No lemon? Join us for the spectacle anyway. Vote for your favorite, or rather maybe your least favorite, the most absurd, the most impressively awful lemons simply by liking the posts.
Although relatively unknown in the United States, the French sports car firm of Deutsch-Bonnet had an illustrious history with multiple class wins and Index of Efficiency victories at LeMans in the fifties.
To celebrate this, the company introduced a new roadster in 1959 named for the hallowed French racing circuit. By the company’s dissolution in 1962, a total of 232 LeMans Roadsters had been built. Unfortunately, one ended up in Akron, Ohio.

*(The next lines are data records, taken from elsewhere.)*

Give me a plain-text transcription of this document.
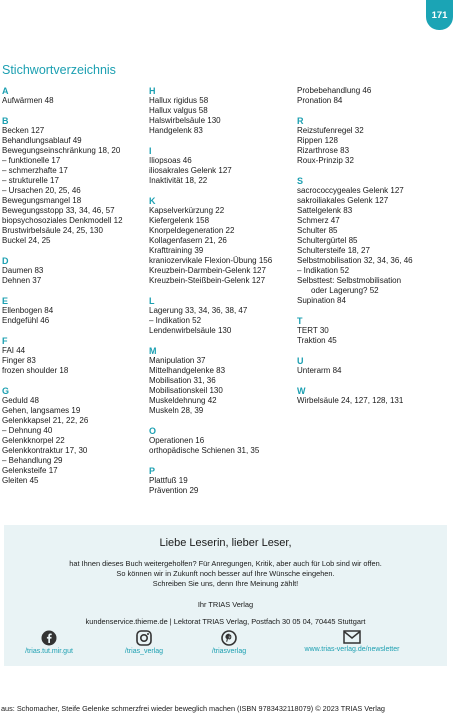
171
Stichwortverzeichnis
A
Aufwärmen 48
B
Becken 127
Behandlungsablauf 49
Bewegungseinschränkung 18, 20
– funktionelle 17
– schmerzhafte 17
– strukturelle 17
– Ursachen 20, 25, 46
Bewegungsmangel 18
Bewegungsstopp 33, 34, 46, 57
biopsychosoziales Denkmodell 12
Brustwirbelsäule 24, 25, 130
Buckel 24, 25
D
Daumen 83
Dehnen 37
E
Ellenbogen 84
Endgefühl 46
F
FAI 44
Finger 83
frozen shoulder 18
G
Geduld 48
Gehen, langsames 19
Gelenkkapsel 21, 22, 26
– Dehnung 40
Gelenkknorpel 22
Gelenkkontraktur 17, 30
– Behandlung 29
Gelenksteife 17
Gleiten 45
H
Hallux rigidus 58
Hallux valgus 58
Halswirbelsäule 130
Handgelenk 83
I
Iliopsoas 46
iliosakrales Gelenk 127
Inaktivität 18, 22
K
Kapselverkürzung 22
Kiefergelenk 158
Knorpeldegeneration 22
Kollagenfasern 21, 26
Krafttraining 39
kraniozervikale Flexion-Übung 156
Kreuzbein-Darmbein-Gelenk 127
Kreuzbein-Steißbein-Gelenk 127
L
Lagerung 33, 34, 36, 38, 47
– Indikation 52
Lendenwirbelsäule 130
M
Manipulation 37
Mittelhandgelenke 83
Mobilisation 31, 36
Mobilisationskeil 130
Muskeldehnung 42
Muskeln 28, 39
O
Operationen 16
orthopädische Schienen 31, 35
P
Plattfuß 19
Prävention 29
Probebehandlung 46
Pronation 84
R
Reizstufenregel 32
Rippen 128
Rizarthrose 83
Roux-Prinzip 32
S
sacrococcygeales Gelenk 127
sakroiliakales Gelenk 127
Sattelgelenk 83
Schmerz 47
Schulter 85
Schultergürtel 85
Schultersteife 18, 27
Selbstmobilisation 32, 34, 36, 46
– Indikation 52
Selbsttest: Selbstmobilisation
oder Lagerung? 52
Supination 84
T
TERT 30
Traktion 45
U
Unterarm 84
W
Wirbelsäule 24, 127, 128, 131
Liebe Leserin, lieber Leser,
hat Ihnen dieses Buch weitergeholfen? Für Anregungen, Kritik, aber auch für Lob sind wir offen.
So können wir in Zukunft noch besser auf Ihre Wünsche eingehen.
Schreiben Sie uns, denn Ihre Meinung zählt!
Ihr TRIAS Verlag
kundenservice.thieme.de | Lektorat TRIAS Verlag, Postfach 30 05 04, 70445 Stuttgart
/trias.tut.mir.gut	/trias_verlag	/triasverlag	www.trias-verlag.de/newsletter
aus: Schomacher, Steife Gelenke schmerzfrei wieder beweglich machen (ISBN 9783432118079) © 2023 TRIAS Verlag
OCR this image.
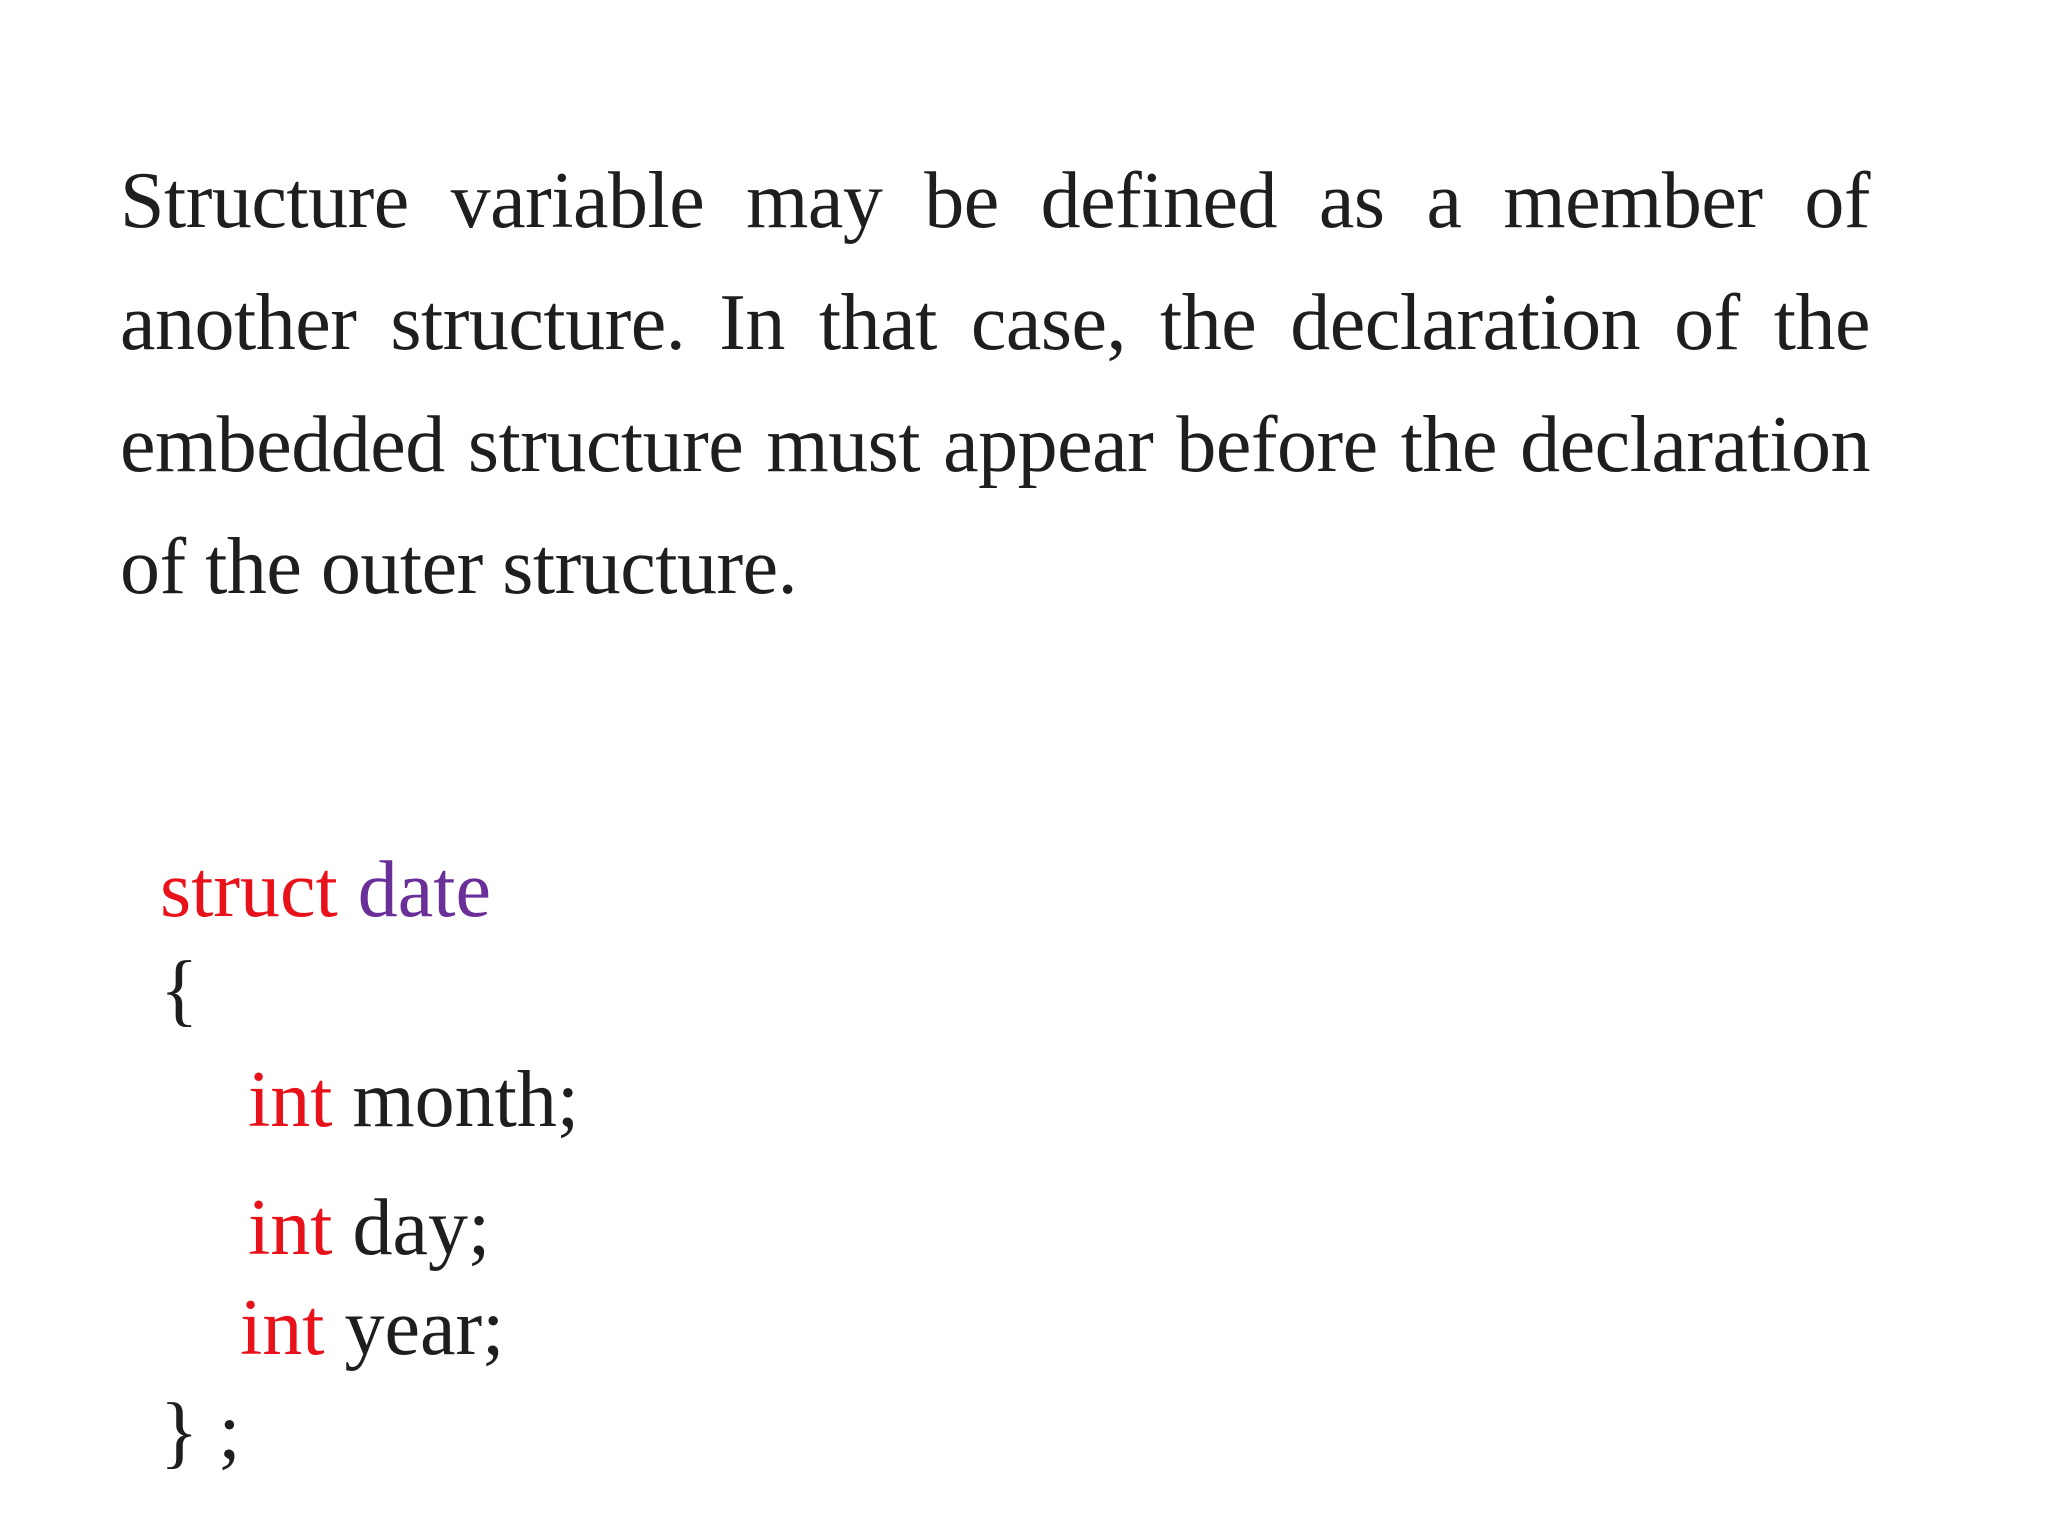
Structure variable may be defined as a member of another structure. In that case, the declaration of the embedded structure must appear before the declaration of the outer structure.

struct date

{

int month;

int day;

int year;

} ;
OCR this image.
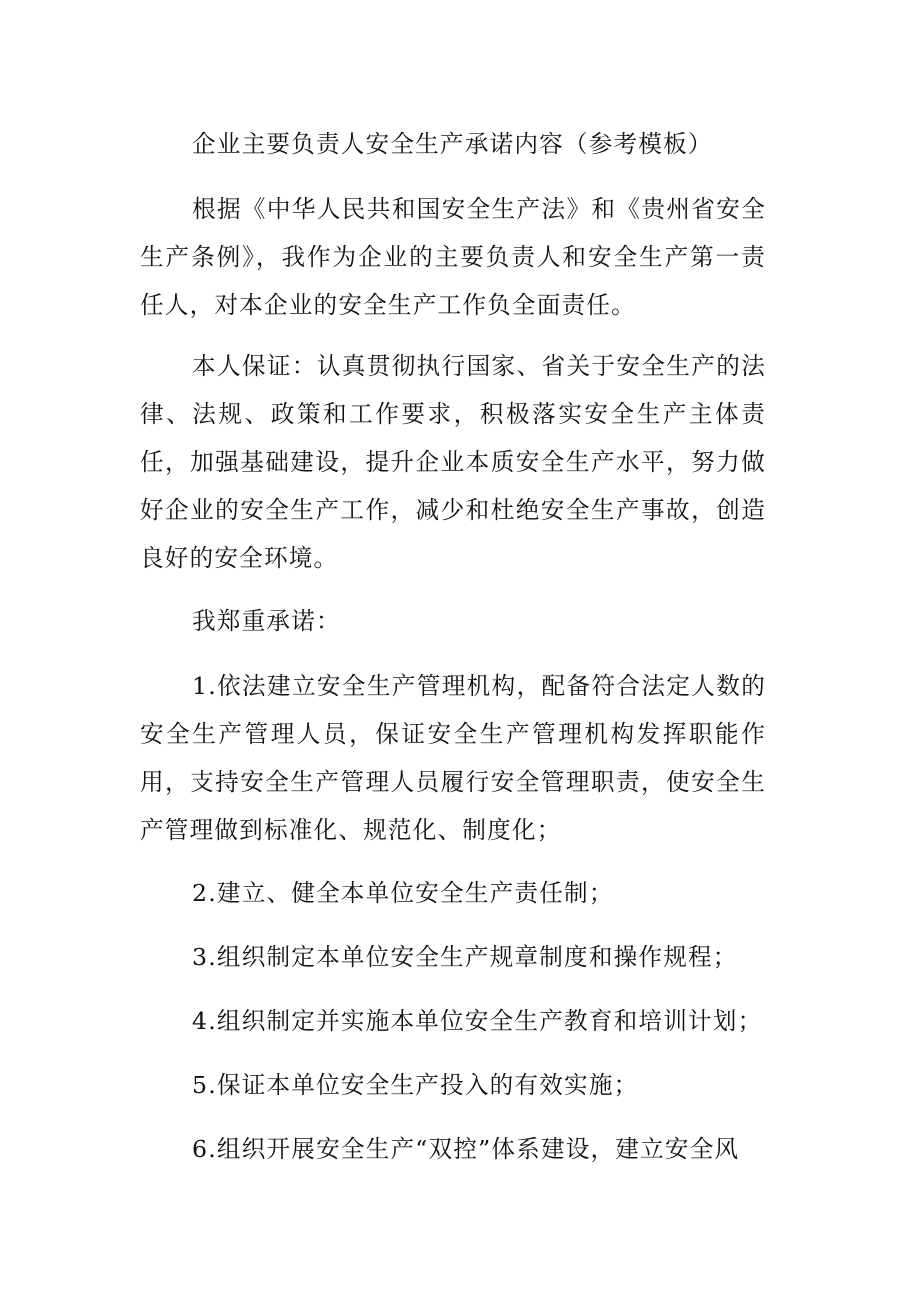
企业主要负责人安全生产承诺内容（参考模板）

根据《中华人民共和国安全生产法》和《贵州省安全生产条例》，我作为企业的主要负责人和安全生产第一责任人，对本企业的安全生产工作负全面责任。

本人保证：认真贯彻执行国家、省关于安全生产的法律、法规、政策和工作要求，积极落实安全生产主体责任，加强基础建设，提升企业本质安全生产水平，努力做好企业的安全生产工作，减少和杜绝安全生产事故，创造良好的安全环境。

我郑重承诺：

1.依法建立安全生产管理机构，配备符合法定人数的安全生产管理人员，保证安全生产管理机构发挥职能作用，支持安全生产管理人员履行安全管理职责，使安全生产管理做到标准化、规范化、制度化；

2.建立、健全本单位安全生产责任制；

3.组织制定本单位安全生产规章制度和操作规程；

4.组织制定并实施本单位安全生产教育和培训计划；

5.保证本单位安全生产投入的有效实施；

6.组织开展安全生产“双控”体系建设，建立安全风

What happens when a streamlined, lightweight French sports car with a highly efficient 850cc two cylinder engine appears in the epicenter of rust and home of NASCAR tires and Devo? It gets a full steel frame, an aluminum tub and a big American V8! The savvy builder went out of his way to source a Pontiac V8; the car did say LeMans after all.
I bought the car at a garage sale from the person responsible for this remarkable creation. When I asked him what he did with all the original unobtanium DB parts, he said he chopped them to bits and put them on the curb for the trash man over a period of months. Obviously he followed the strategy of another local legend, Jeffrey Dahmer.
The car is as terrifying to drive as it is to look at but it still can smoke the vintage Firestone slicks at will. The nice folks in the DB Club in France just smile when they see me at Retromobile and pretend they don’t know English.
1954 Devin Panhard. Based on running gear from the French Panhard Junior with a tube frame and fiberglass body by Devin. Who knows how long it’s been sitting, but the frame is rusted in half, the rear of the body was grafted on from something else, and the nose is from a different car that now resides in france. 1
of 6 known to exist of approximately 11 factory built cars. One day it will get restored, I have the engine and transmission from a 1958 Panhard Dyna as well as the hubs and wheels from the same to replace the rotted away parts. For now it’s fun to look at
One of two cars custom made in Switzerland, it's a 1987 2CV with a fiberglass Citroën
Traction Avant front and a station wagon (shooting break) rear. The most often asked questions? 'Are those picnic chairs?" and secondly, while pointing to the wheels, "how many lug nuts does it have?" The answers and are yes and 12!